Most financial assets can have a beneficiary named, for the assets to be transferred over in the case of the account holder’s death. When an asset has a recipient assigned, probate is not necessary. A retirement plan or life insurance policy are typical examples of financial assets that can be transferred, as they ask for the owner to name a beneficiary.
In addition to the listed financial asset examples, you can assign a beneficiary for a cheque account, savings account and brokerage accounts which often don’t have beneficiaries assigned.
4. Inter Vivos Trust / Living Trust
For assets that can’t be allocated to a named beneficiary, often more considerable assets like property or motor vehicle, an Inter Vivos trust may be the solution. Almost any asset placed in an Inter Vivos trust will not be subject to the probate process. The people involved in creating a trust, namely the person establishing the Trust and the beneficiaries are called trustees. An Inter Vivos Trust allows the living trustees in the trust to transfer ownership of the assets, upon the death of the trust owner. The Trust itself acts as a separate entity and in turn, technically owns the assets of the trust. Therefore transfer of the assets to living trustees should be a more straightforward process. For more information regarding Trusts, contact Alison Louw via email@example.com.
5. Power of Attorney
There are two forms of Powers of Attorney when it comes to essential estate planning. A Financial Power of Attorney which allows a person to transfer responsibility over to someone if the person is physically or mentally unable to make decisions. If one of your loved ones is not able to get access to their accounts or manage hospital bills or other expenses, a Financial Power of Attorney will be able to access the relevant accounts and make decisions.
A Medical Power of Attorney is the other primary type associated with an estate, it allows a person to transfer decision making regarding their medical preferences over to someone. A Medical Power of Attorney is then required to make decisions if the person becomes physically or mentally incapacitated.

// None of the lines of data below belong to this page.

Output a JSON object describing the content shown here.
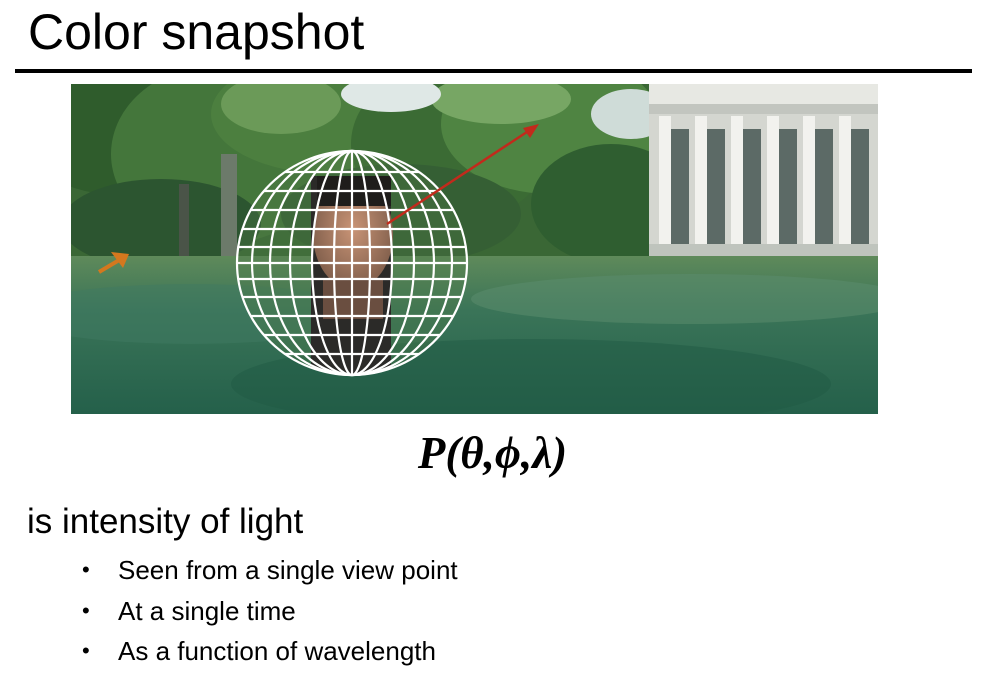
{
  "slide": {
    "title": "Color snapshot",
    "formula": "P(θ,ϕ,λ)",
    "subtitle": "is intensity of light",
    "bullet_glyph": "•",
    "bullets": [
      "Seen from a single view point",
      "At a single time",
      "As a function of wavelength"
    ]
  },
  "photo": {
    "alt": "Wireframe sphere around a person's head on a campus lawn with an arrow pointing from the eye toward the trees",
    "colors": {
      "sky": "#e4ecf0",
      "trees": "#3c6a38",
      "grass": "#2f6650",
      "building": "#d9dbd6",
      "sphere_grid": "#ffffff",
      "arrow": "#c22a1c",
      "small_arrow": "#d4781e"
    }
  }
}
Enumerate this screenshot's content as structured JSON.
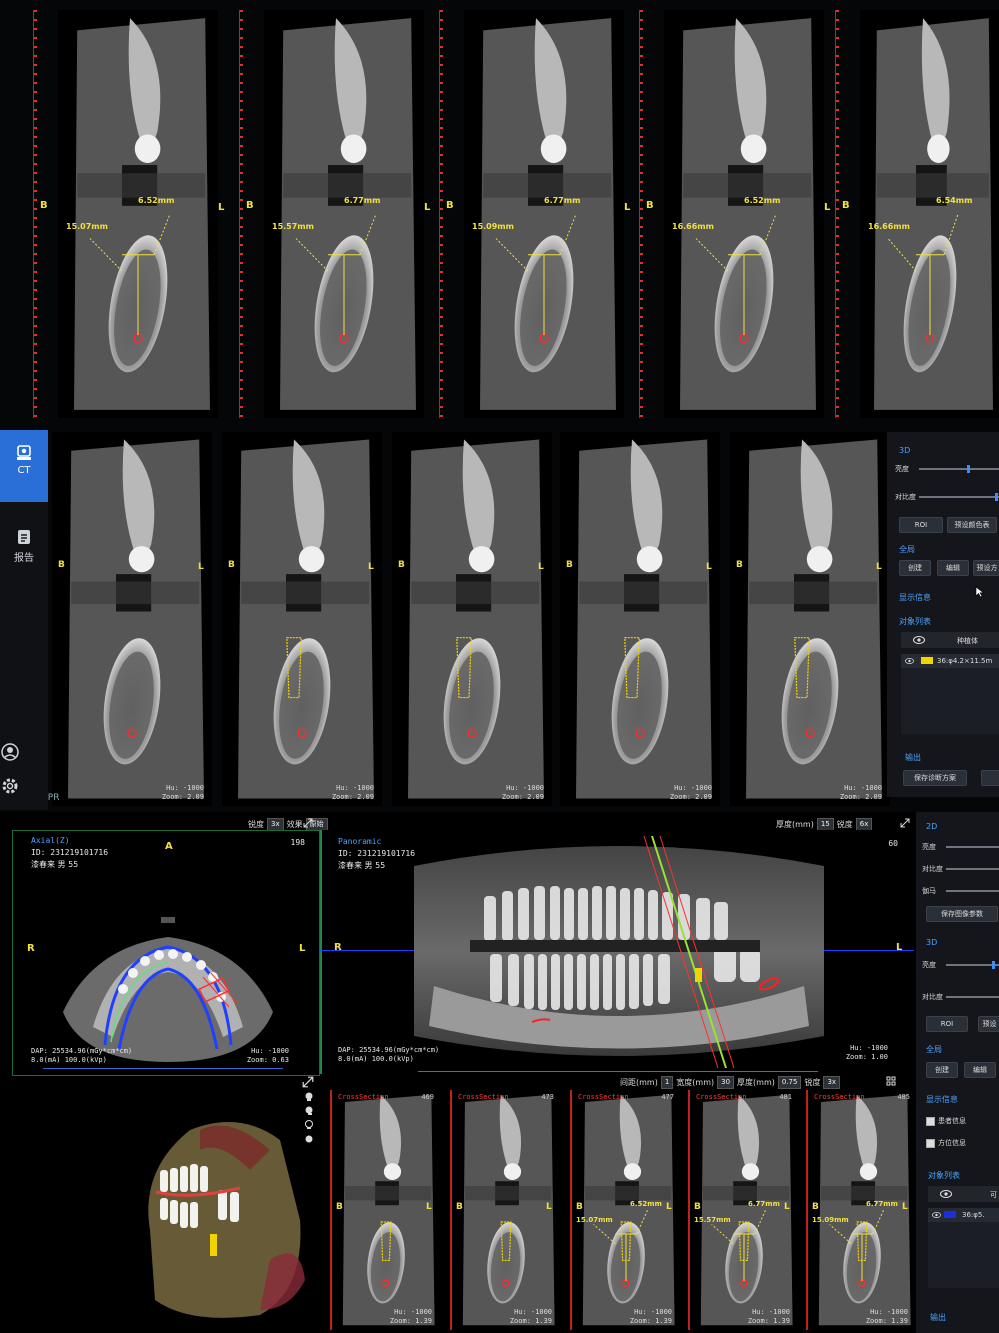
{
  "top_rows": {
    "row1": [
      {
        "left": "B",
        "right": "L",
        "m_left": "15.07mm",
        "m_top": "6.52mm"
      },
      {
        "left": "B",
        "right": "L",
        "m_left": "15.57mm",
        "m_top": "6.77mm"
      },
      {
        "left": "B",
        "right": "L",
        "m_left": "15.09mm",
        "m_top": "6.77mm"
      },
      {
        "left": "B",
        "right": "L",
        "m_left": "16.66mm",
        "m_top": "6.52mm"
      },
      {
        "left": "B",
        "right": "",
        "m_left": "16.66mm",
        "m_top": "6.54mm"
      }
    ],
    "row2": [
      {
        "left": "B",
        "right": "L",
        "hu": "Hu: -1000",
        "zoom": "Zoom: 2.09"
      },
      {
        "left": "B",
        "right": "L",
        "hu": "Hu: -1000",
        "zoom": "Zoom: 2.09"
      },
      {
        "left": "B",
        "right": "L",
        "hu": "Hu: -1000",
        "zoom": "Zoom: 2.09"
      },
      {
        "left": "B",
        "right": "L",
        "hu": "Hu: -1000",
        "zoom": "Zoom: 2.09"
      },
      {
        "left": "B",
        "right": "L",
        "hu": "Hu: -1000",
        "zoom": "Zoom: 2.09"
      }
    ],
    "mpr_label": "MPR"
  },
  "sidebar": {
    "items": [
      {
        "label": "CT",
        "icon": "ct-scan-icon",
        "active": true
      },
      {
        "label": "报告",
        "icon": "report-icon",
        "active": false
      }
    ],
    "bottom_icons": [
      "user-icon",
      "settings-icon"
    ]
  },
  "right_panel_top": {
    "section_3d": "3D",
    "brightness": "亮度",
    "contrast": "对比度",
    "roi": "ROI",
    "preset_color": "预设颜色表",
    "global": "全局",
    "create": "创建",
    "edit": "编辑",
    "preset": "预设方",
    "display_info": "显示信息",
    "object_list": "对象列表",
    "implant_header": "种植体",
    "implant_item": "36:φ4.2×11.5m",
    "output": "输出",
    "save_plan": "保存诊断方案"
  },
  "toolbar_left": {
    "sharpness": "锐度",
    "sharp_val": "3x",
    "effect": "效果",
    "effect_val": "原始"
  },
  "toolbar_mid": {
    "thickness": "厚度(mm)",
    "thick_val": "15",
    "sharpness": "锐度",
    "sharp_val": "6x"
  },
  "axial": {
    "title": "Axial(Z)",
    "id": "ID: 231219101716",
    "patient": "漆春来 男 55",
    "slice": "198",
    "a": "A",
    "p": "P",
    "r": "R",
    "l": "L",
    "dap": "DAP: 25534.96(mGy*cm*cm)",
    "kv": "8.0(mA) 100.0(kVp)",
    "hu": "Hu: -1000",
    "zoom": "Zoom: 0.63"
  },
  "panoramic": {
    "title": "Panoramic",
    "id": "ID: 231219101716",
    "patient": "漆春来 男 55",
    "slice": "60",
    "r": "R",
    "l": "L",
    "dap": "DAP: 25534.96(mGy*cm*cm)",
    "kv": "8.0(mA) 100.0(kVp)",
    "hu": "Hu: -1000",
    "zoom": "Zoom: 1.00"
  },
  "right_panel_bottom": {
    "section_2d": "2D",
    "brightness": "亮度",
    "contrast": "对比度",
    "gamma": "伽马",
    "save_params": "保存图像参数",
    "section_3d": "3D",
    "brightness3d": "亮度",
    "contrast3d": "对比度",
    "roi": "ROI",
    "preset": "预设",
    "global": "全局",
    "create": "创建",
    "edit": "编辑",
    "display_info": "显示信息",
    "patient_info": "患者信息",
    "orientation_info": "方位信息",
    "object_list": "对象列表",
    "implant_item": "36:φ5.",
    "output": "输出",
    "col_vis": "可"
  },
  "cross_toolbar": {
    "interval": "间距(mm)",
    "interval_val": "1",
    "width": "宽度(mm)",
    "width_val": "30",
    "thickness": "厚度(mm)",
    "thick_val": "0.75",
    "sharpness": "锐度",
    "sharp_val": "3x"
  },
  "cross_sections": [
    {
      "label": "CrossSection",
      "num": "469",
      "left": "B",
      "right": "L",
      "m_left": "",
      "m_top": "",
      "hu": "Hu: -1000",
      "zoom": "Zoom: 1.39"
    },
    {
      "label": "CrossSection",
      "num": "473",
      "left": "B",
      "right": "L",
      "m_left": "",
      "m_top": "",
      "hu": "Hu: -1000",
      "zoom": "Zoom: 1.39"
    },
    {
      "label": "CrossSection",
      "num": "477",
      "left": "B",
      "right": "L",
      "m_left": "15.07mm",
      "m_top": "6.52mm",
      "hu": "Hu: -1000",
      "zoom": "Zoom: 1.39"
    },
    {
      "label": "CrossSection",
      "num": "481",
      "left": "B",
      "right": "L",
      "m_left": "15.57mm",
      "m_top": "6.77mm",
      "hu": "Hu: -1000",
      "zoom": "Zoom: 1.39"
    },
    {
      "label": "CrossSection",
      "num": "485",
      "left": "B",
      "right": "L",
      "m_left": "15.09mm",
      "m_top": "6.77mm",
      "hu": "Hu: -1000",
      "zoom": "Zoom: 1.39"
    }
  ]
}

When discussing death, it is not an easy topic, and it may seem like it isn’t relevant, but the truth is that we may never know when an estate can be useful. It may be a proper consideration to talk about your relatives’ wishes in the case that something happens. It’s not an easy conversation to have but should be considered to avoid fighting in the case of death of a loved one and instead of working together to help each other with the healing process.